Word Of the Week #574: Recognition

July 16, 2015 by  

Recognition – the acknowledgment of achievement, service, merit, etc.

How good is your company at given recognition? How much responsibility do you feel you have? Are you allowed to make important business decisions on your own?

This week features the second of the “6 Needs to Thrive at Work” that Michael Lee Stallard featured in his book, “When workers thrive, companies do too.”

Once again, there are so many different ways to show recognition so I picked a few that were work related. And as Stallard says “they also apply to your relationships at home and in the community.”
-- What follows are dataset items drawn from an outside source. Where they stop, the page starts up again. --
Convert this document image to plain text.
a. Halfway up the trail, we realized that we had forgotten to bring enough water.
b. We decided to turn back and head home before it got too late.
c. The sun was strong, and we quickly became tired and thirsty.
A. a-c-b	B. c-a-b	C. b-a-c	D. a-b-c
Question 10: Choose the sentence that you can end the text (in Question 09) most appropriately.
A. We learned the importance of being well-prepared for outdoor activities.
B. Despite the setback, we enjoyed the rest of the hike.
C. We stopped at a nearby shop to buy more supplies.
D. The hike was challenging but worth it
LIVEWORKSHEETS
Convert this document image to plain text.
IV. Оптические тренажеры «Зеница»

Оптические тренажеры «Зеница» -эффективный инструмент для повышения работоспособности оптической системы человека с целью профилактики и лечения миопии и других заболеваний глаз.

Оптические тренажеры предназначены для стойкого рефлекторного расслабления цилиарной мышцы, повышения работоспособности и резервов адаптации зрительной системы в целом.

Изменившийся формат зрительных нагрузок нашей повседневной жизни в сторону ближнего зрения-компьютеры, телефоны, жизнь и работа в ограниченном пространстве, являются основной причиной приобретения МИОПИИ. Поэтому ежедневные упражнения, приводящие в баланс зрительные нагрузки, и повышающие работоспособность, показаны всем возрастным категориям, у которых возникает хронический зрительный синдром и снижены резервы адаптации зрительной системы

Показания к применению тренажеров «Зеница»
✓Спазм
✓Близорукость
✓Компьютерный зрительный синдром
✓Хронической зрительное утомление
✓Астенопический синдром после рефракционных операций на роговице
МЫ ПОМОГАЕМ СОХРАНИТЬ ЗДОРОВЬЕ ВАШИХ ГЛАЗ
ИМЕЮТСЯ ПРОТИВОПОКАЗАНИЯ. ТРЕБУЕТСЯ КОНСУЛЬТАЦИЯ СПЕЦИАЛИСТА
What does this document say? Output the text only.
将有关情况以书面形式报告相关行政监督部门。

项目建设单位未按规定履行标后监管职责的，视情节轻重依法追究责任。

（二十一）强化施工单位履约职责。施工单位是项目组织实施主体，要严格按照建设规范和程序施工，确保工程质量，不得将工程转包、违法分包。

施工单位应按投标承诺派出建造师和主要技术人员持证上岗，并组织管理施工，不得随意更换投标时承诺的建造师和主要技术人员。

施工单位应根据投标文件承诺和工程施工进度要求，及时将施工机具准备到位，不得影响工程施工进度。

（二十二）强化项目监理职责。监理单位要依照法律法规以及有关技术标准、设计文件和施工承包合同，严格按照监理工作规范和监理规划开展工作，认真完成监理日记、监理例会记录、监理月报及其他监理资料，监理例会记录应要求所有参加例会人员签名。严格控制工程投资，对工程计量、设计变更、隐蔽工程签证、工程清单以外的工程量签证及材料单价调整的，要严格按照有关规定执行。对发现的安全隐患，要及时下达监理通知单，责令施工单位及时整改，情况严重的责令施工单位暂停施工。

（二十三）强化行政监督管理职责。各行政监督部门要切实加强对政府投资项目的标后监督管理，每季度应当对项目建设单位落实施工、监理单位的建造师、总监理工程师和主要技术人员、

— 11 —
Stallard writes, “The second need is recognition. It energizes us when we work with people who recognize and voice our task strengths (“you’re a great manager”) and/or character strengths (“you persevere to overcome obstacles”). It’s almost as if we have a recognition battery that needs to be recharged periodically. The problem is that the plug-in is on our back, exactly in a place we can’t reach, so we must rely on those around us to charge our recognition battery. If it’s not charged, we will feel emotionally and physically drained.”

a recognition

Another great article I found is “5 Ways to Build a Recognition Culture” by Jessica Miller-Merrell. She writes, “Any type of organizational change takes 18 to 24 months to fully take effect meaning that an employee recognition culture doesn’t happen overnight.

  • It Starts at the Top. Any type of culture shift within an organization must have senior leadership support. It’s that simple because without them walking the talk, the change won’t happen. No way no how.
  • Empower Your Employees. Map out a formal employee empowerment policy whether it’s the ability to recognition employees on their own or make business decisions.  The responsibility one has can make a difference in their level of engagement and care they take in their work.
  • Promote FUN. Employees that play together stay together. Make your workplace FUN and ask your staff what they want and need to stick around using employee town halls, stay interviews, or employee surveys. You don’t know if you don’t ask.
  • Shower Them with Affection. Employees need to be recognized in both formal and non-formal settings, public as well as private. Sometimes all it takes is a quiet thank you to employees help drive results. Individual employees and cultures prefer different recognition methods too.  
  • Regular Recognition. And by regular, I don’t mean your annual review or dropping off a copy of the five year employee anniversary catalogue. Regular recognition needs to happen for a positive and engaged workplace.

This week’s focus is on recognition. Do you feel that your talents get recognized? Do you have FUN at work? Do you come home feeling emotionally drained after work?